For at least 50 years liturgists have been discussing whether the Penitential Act in the Order of Mass ought to be repositioned. Although for centuries it was in the Prayers at the Foot of Altar and was carried from there into the Introductory Rites of the 1969 Ordo Missae, the proposal has been to move it to the end of the Liturgy of the Word. Placing it here after the scriptures have been proclaimed would give a better context for repentance. Or to put it another way, we may not yet be ready for repentance so early in the Mass.
Our Anglican sisters and brothers have of course had an act of repentance following the Liturgy of the Word since the 1662 Book of Common Prayer, and this positioning is maintained in Order 2 of Common Worship (Order 1 has introductory rites similar to the Roman Catholic Mass).
Not only would an act of repentance be better later on, but it would be followed by a sign of peace and reconciliation before moving into the Liturgy of the Eucharist. Once again, this has been proposed many times over the years, in accordance with Jesus’s own words “If you are offering your gift at the altar and there remember that your brother has something against you, leave your gift there before the altar and go. First be reconciled to your brother, and then come and offer your gift.” (Mt 5:23-24).

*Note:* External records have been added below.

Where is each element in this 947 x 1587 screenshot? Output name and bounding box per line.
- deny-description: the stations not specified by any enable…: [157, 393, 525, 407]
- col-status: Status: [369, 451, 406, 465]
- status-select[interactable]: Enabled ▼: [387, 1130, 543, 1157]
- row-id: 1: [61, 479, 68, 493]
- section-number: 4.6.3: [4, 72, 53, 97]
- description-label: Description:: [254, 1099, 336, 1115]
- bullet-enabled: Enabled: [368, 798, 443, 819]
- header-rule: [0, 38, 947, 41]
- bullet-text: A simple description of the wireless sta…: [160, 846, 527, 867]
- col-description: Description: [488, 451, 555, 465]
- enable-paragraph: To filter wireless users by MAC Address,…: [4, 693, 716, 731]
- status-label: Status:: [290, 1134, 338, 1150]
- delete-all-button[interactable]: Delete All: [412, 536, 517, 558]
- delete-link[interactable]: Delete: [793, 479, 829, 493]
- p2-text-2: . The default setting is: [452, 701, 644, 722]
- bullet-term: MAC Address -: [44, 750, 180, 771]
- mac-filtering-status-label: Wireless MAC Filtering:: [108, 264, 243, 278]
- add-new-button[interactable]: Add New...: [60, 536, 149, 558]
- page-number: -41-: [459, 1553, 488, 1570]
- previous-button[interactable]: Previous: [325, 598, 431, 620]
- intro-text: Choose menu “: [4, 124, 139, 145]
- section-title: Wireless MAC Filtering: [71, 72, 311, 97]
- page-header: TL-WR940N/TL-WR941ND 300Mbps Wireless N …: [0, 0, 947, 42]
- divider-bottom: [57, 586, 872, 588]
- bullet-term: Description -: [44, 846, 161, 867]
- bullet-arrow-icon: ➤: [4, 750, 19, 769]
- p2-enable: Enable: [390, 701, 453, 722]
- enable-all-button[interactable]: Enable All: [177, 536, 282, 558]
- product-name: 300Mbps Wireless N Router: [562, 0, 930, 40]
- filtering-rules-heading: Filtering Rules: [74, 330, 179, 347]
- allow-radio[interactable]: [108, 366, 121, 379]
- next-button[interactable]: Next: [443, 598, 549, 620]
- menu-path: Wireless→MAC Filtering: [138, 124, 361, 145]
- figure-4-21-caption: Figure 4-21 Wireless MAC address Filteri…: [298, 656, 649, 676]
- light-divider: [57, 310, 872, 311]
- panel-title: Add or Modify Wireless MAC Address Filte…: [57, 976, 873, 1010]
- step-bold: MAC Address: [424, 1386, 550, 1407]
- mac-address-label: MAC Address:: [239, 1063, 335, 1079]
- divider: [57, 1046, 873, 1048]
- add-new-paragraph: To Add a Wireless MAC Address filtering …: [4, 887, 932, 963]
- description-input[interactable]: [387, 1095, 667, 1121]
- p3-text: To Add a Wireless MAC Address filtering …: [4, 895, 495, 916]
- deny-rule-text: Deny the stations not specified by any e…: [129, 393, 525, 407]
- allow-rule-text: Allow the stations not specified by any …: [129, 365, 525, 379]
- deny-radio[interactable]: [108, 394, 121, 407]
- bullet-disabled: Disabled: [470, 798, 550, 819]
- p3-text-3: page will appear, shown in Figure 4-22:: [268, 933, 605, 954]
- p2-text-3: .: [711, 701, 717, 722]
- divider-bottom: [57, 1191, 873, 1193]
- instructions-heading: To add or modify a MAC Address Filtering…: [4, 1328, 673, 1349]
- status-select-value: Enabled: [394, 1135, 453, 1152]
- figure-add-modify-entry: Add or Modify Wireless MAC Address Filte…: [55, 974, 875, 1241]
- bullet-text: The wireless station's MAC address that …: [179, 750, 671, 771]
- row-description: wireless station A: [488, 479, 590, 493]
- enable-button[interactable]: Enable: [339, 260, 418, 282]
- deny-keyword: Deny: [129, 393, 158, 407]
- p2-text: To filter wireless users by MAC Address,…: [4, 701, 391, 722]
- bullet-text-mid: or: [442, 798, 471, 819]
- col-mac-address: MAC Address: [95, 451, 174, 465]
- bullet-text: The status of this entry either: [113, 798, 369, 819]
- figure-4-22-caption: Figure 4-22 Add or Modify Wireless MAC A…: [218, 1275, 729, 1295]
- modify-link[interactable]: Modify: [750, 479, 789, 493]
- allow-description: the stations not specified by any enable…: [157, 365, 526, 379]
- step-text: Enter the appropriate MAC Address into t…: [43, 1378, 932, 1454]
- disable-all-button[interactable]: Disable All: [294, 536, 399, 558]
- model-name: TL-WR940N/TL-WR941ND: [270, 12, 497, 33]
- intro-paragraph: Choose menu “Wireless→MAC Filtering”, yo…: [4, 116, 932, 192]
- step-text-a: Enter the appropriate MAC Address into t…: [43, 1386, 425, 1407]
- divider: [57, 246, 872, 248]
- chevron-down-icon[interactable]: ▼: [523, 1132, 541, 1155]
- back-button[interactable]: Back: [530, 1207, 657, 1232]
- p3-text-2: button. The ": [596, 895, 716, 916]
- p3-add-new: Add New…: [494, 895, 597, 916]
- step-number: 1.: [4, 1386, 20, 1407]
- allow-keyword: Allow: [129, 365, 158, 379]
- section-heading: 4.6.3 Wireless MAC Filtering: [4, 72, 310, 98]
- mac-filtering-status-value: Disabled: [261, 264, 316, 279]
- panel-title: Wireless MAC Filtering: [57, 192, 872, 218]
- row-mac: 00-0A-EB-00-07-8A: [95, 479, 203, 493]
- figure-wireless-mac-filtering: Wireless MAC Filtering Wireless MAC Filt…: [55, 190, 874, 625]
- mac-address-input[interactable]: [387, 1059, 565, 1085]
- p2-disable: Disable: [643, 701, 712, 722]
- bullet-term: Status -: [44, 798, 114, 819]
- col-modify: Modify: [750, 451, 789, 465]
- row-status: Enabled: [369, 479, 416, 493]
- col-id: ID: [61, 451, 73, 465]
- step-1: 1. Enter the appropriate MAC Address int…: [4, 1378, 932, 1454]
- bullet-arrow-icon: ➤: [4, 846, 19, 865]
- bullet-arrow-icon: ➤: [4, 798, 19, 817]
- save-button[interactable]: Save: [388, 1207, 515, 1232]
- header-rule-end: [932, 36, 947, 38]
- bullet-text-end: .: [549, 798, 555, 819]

Benedict XVI in his post-synodal apostolic exhortation Sacramentum Caritatis (2007) was not happy with the present positioning of the Sign of Peace, which he found could be disruptive (para 49). His footnote to this paragraph stated the following:
(150) Taking into account ancient and venerable customs and the wishes expressed by the Synod Fathers, I have asked the competent curial offices to study the possibility of moving the sign of peace to another place, such as before the presentation of the gifts at the altar. To do so would also serve as a significant reminder of the Lord’s insistence that we be reconciled with others before offering our gifts to God (cf. Mt 5:23 ff.); cf. Propositio 23.
That was twelve years ago, but the “competent curial offices” have not, so far as we know, produced a response to Benedict’s request….
We are fast approaching Ash Wednesday, a day when the Penitential Act is actually moved to the position we have been discussing. The Penitential Act is omitted on this day and replaced by the Blessing and Distribution of Ashes, which comes between the homily and the general intercessions. Even if the blessing and distribution takes places outside Mass, it still follows the Liturgy of the Word.
Can we hope that a future revision of the Missal will recognize that Ash Wednesday is a model in this regard, and that modifying the Order of Mass to reposition the Penitential Act and Sign of Peace at the end of the Liturgy of the Word could be of benefit to worshippers?